The open enrollment period for 2018 coverage starts on November 1st and runs through December 31st, so mark your calendars so you don’t miss this deadline!

Use these steps to lower health insurance costs while self-employed with



  1. Hey, Carrie! I’m also self-employed, although I’m not full-time. Should I also look into applying for health insurance? I’m hoping that it won’t be mandatory, given my part-time status. Although, I suppose, it would be good to be covered in case something were to happen.

    Alex Jennings

    • Carrie says:

      Great question, Alex! If you don’t have health insurance through your job (or can’t get it) then you will likely have to go the self-employed insurance route. With Obamacare now fully in place, you will be charged a large penalty fee for every month you go without insurance coverage. Last year I paid the $200 fee, but next year it’s projected that I’ll have to pay $2,000 fee. So I suggest you look into getting coverage from either your day job or from being self-employed. You don’t want to pay the IRS more fees than you have to, right?! 🙂

  2. Helen says:

    Thank you so much for sharing this advice! There are more self-employed people these days, especially among young adults, who need this kind of help with insurance. Heck, many young people have started businesses without finishing college. I don’t think that is a bad thing, but it can be hard for a new business owner who is inexperienced with insurance or finance. I would definitely advise starting the steps that you explained here.

  3. Maryann says:

    I also recommend checking out Costco. Look on their website and see if they offer insurance in your state. Like e- site above, there are multiple choices.

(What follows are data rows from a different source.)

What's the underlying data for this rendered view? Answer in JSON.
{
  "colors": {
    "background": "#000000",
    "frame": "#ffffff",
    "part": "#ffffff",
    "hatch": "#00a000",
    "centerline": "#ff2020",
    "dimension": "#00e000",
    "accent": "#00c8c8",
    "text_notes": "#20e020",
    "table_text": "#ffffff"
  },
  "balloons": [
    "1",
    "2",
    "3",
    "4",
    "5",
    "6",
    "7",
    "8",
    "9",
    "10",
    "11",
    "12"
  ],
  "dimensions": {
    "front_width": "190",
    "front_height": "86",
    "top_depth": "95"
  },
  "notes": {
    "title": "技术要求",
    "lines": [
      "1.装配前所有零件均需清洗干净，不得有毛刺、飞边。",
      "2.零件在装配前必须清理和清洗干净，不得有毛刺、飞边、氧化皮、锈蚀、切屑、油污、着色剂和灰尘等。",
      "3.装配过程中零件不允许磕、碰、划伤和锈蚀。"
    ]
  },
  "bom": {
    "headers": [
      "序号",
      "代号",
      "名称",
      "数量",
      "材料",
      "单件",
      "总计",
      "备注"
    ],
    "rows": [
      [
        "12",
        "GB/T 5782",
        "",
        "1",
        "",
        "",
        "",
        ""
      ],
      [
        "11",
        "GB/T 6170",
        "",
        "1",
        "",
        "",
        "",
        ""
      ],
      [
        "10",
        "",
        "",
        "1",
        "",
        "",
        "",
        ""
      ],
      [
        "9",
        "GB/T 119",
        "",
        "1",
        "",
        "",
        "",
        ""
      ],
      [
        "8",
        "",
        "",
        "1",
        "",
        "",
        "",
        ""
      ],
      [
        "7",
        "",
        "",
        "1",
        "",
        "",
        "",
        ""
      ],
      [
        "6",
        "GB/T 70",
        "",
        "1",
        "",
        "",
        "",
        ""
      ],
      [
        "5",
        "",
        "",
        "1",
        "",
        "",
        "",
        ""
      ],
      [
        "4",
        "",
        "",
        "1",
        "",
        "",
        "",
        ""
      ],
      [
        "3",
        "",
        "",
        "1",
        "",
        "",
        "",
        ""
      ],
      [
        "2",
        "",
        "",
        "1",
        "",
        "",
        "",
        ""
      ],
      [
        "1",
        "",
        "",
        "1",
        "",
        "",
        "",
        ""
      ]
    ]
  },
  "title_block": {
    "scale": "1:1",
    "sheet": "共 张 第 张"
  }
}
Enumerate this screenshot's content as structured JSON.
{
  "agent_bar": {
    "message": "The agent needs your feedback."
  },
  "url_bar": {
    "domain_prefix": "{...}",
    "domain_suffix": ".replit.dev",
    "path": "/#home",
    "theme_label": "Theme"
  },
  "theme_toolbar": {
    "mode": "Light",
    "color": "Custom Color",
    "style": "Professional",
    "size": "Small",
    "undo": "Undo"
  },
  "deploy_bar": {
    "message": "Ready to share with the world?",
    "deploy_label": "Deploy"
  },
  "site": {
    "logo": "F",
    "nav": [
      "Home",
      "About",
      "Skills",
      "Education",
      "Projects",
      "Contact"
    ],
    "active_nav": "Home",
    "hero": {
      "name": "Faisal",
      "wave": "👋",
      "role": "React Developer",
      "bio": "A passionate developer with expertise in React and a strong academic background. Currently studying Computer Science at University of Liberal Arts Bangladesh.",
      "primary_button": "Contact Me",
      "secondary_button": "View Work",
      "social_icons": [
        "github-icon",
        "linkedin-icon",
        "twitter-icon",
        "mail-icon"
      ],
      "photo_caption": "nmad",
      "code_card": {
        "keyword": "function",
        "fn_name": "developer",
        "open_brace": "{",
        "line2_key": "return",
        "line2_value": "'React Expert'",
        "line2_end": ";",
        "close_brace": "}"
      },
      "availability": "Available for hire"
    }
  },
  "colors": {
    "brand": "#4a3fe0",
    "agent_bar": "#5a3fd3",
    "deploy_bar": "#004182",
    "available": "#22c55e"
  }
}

  4. My husband has been self employed for years, but he is turning 26 soon and will have to find his own insurance. Thanks for the advice, it is sure to help us choose personal insurance that will work for him. I didn’t know that there are short-term plans. I will look in to the option before the next enrollment period.

  5. Thanks for the information. Thinking about health insurance is kind of overwhelming for me. It has become especially stressful in the last year since I went off my parents insurance. I learned about the penalty last year because I didn’t sign up for insurance soon enough, but I didn’t know there were life events that could exclude you from the penalty. I will be sure to look into these to see if they help me at all.

  6. James Bay says:

    I am self employed and have always found it difficult to find affordable health insurance. I had no idea you could avoid a tax penalty for all those reasons! That’s good to know in case any of that happens. Thank you so much!

  7. I didn’t realize that moving constitutes a qualifying life event. I’m planning on moving next year. I’m going to have to report it to my insurance company. On the whole, I think it would help me out with insurance breaks. What sort of insurance policy do you have?

  8. Having insurance can be very complicated but a must now days. Especially how you mention that we now have to pay a penalty if we don’t have it. I’m self employed and don’t make a lot really, but make a little too much to qualify for medicaid. I’m stuck in that weird spot where even though I make too much I still can’t afford insurance. What is the best thing to do in my situation?

  9. This is wonderful information Carrie! I’m going to share this post with my audience, as I know many self-employed entrepreneurs will appreciate the insights and find this article very helpful.

    • Carrie says:

      Glad I could help, Susan! I know how frustrating getting health insurance can be when you’re self-employed so I wanted to explain my entire process and how it works. Thanks for sharing it! Let me know if you (or your friends) have questions. I’m happy to help!

  10. Sarah says:

    Hi Carrie,
    I’m self-employed and became aware of the need to get health insurance (or pay the tax penalty) recently. My husband and I don’t want to get on an ACA plan. We are checking out another option, a Christian sharing plan called Samaritan Ministries. They are affordable ($180 for one person; $360 for two, etc.) and allow us to meet the requirement without joining an ACA plan. Just wanted to share – maybe someone else out there would benefit from this option too.